Sum 41: All Killer No Filler

Sum 41
All Killer No Filler
Island
2001-05-08

It may not be fair game to comment on the presskit, but I think the Island Record’s biography of Sum 41 goes a little too far out of its way to let you know that these fresh-faced youngsters from Toronto are “ugly goons” and “untalented dorks”. The album cover features said downy-cheeked youths in a variety of deliberately distorted poses, right before the panel advertising all of the many Sum 41 promotional products available for purchase and the several panels of song lyrics, all of which are similarly overeager solidify the image of the boys as “no goodnik lower middle class brats”. One of the songs even mentions a mullet, which has already been in the pages of Vogue, for chrissakes, as part of the eternal recycling of byegone fashion faux pas.

Well, OK. I’ll forgive them for protesting too much, since their single, “Fat Lip”, is just about the catchiest and most finely crafted bit of pop punk I’ve heard. It almost sounds as if everything that old crank Adorno had to say about culture actually came true: that executives somewhere up at Island records just looked at the demographics and said, “Hmmm, hip-hop’s cool, and so’s punk, but so’s pop so . . . let’s build the perfect beast!” And they have, they truly truly have: a Beastie Boys-esque verse segues into the most melodic and thrashing pop punk chorus imaginable, and the bridge has all the lovely, chimey harmony of the La’s’ “There She Goes”. I set my CD player on repeat and spend three hours at my crappy library job just bopping around to that number over and over again.

So I don’t really care if each one of those kids (whose similarly Adorno-ized monikers are Bizzy D, Brown Sound, Cone, and Stevo 32) are some sort of brilliant A&R creation. The incredibly tight sound would certainly indicate some mechanization — or else, as in fact must be the case, these boys spent some time practicing their instruments. The drums in particular are just as tight as hell, and provide all the necessary drive and vigor that make the rest of the album, even outside of the amazingly catchy single, a not at all unpleasant accompaniment to an afternoon of shelving books.

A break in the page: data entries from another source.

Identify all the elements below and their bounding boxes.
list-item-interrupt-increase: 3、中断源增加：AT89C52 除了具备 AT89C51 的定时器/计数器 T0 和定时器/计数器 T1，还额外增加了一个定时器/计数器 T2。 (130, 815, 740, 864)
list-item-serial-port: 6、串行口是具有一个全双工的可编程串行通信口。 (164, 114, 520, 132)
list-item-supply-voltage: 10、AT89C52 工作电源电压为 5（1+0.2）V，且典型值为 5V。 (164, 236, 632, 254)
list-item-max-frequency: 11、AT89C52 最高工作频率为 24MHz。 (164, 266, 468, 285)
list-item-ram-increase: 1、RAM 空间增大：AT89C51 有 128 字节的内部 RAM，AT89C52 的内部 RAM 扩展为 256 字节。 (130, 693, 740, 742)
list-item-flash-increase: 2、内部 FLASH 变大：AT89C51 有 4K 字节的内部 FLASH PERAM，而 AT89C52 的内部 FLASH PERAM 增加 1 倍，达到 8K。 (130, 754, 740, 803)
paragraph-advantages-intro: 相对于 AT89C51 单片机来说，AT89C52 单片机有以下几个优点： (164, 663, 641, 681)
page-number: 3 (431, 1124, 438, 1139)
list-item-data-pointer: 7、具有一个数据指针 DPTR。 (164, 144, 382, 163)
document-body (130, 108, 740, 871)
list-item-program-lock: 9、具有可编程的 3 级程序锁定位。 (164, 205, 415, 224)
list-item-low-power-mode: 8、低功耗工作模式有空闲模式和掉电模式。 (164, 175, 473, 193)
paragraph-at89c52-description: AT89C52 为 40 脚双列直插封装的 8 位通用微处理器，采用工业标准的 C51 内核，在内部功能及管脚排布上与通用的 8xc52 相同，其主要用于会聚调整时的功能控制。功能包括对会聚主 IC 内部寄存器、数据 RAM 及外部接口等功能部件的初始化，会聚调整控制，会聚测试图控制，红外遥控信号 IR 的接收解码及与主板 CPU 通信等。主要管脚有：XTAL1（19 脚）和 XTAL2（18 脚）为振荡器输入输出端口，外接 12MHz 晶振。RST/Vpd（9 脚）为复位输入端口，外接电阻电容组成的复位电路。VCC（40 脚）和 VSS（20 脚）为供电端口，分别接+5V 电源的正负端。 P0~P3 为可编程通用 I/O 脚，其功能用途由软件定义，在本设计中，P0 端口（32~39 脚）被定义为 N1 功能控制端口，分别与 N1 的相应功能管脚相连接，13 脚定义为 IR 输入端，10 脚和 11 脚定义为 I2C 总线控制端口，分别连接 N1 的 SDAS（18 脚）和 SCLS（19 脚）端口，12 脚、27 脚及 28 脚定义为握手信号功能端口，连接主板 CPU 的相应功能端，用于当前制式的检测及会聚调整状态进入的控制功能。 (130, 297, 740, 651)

Producer Jerry “Finnbad” Finn, who also gave the world Green Day and Blink 182, is no doubt largely responsible for the highly polished and almost unbearably perfect sound. Songs like “In Too Deep” and “Handle This” are actually sort of love songs, delivered with the same cutesy snarl as everything else. The funniest moment on the album — and the one that I think best represents whatever authentic roots the band might have — is the last song, “Pain For Pleasure”, which is an old fashioned metal thrash fest delivered with zero irony. Nice job, kiddies, and don’t apologize: no one expects you to actually be punks. Even ‘N Sync can’t get themselves beat up these days.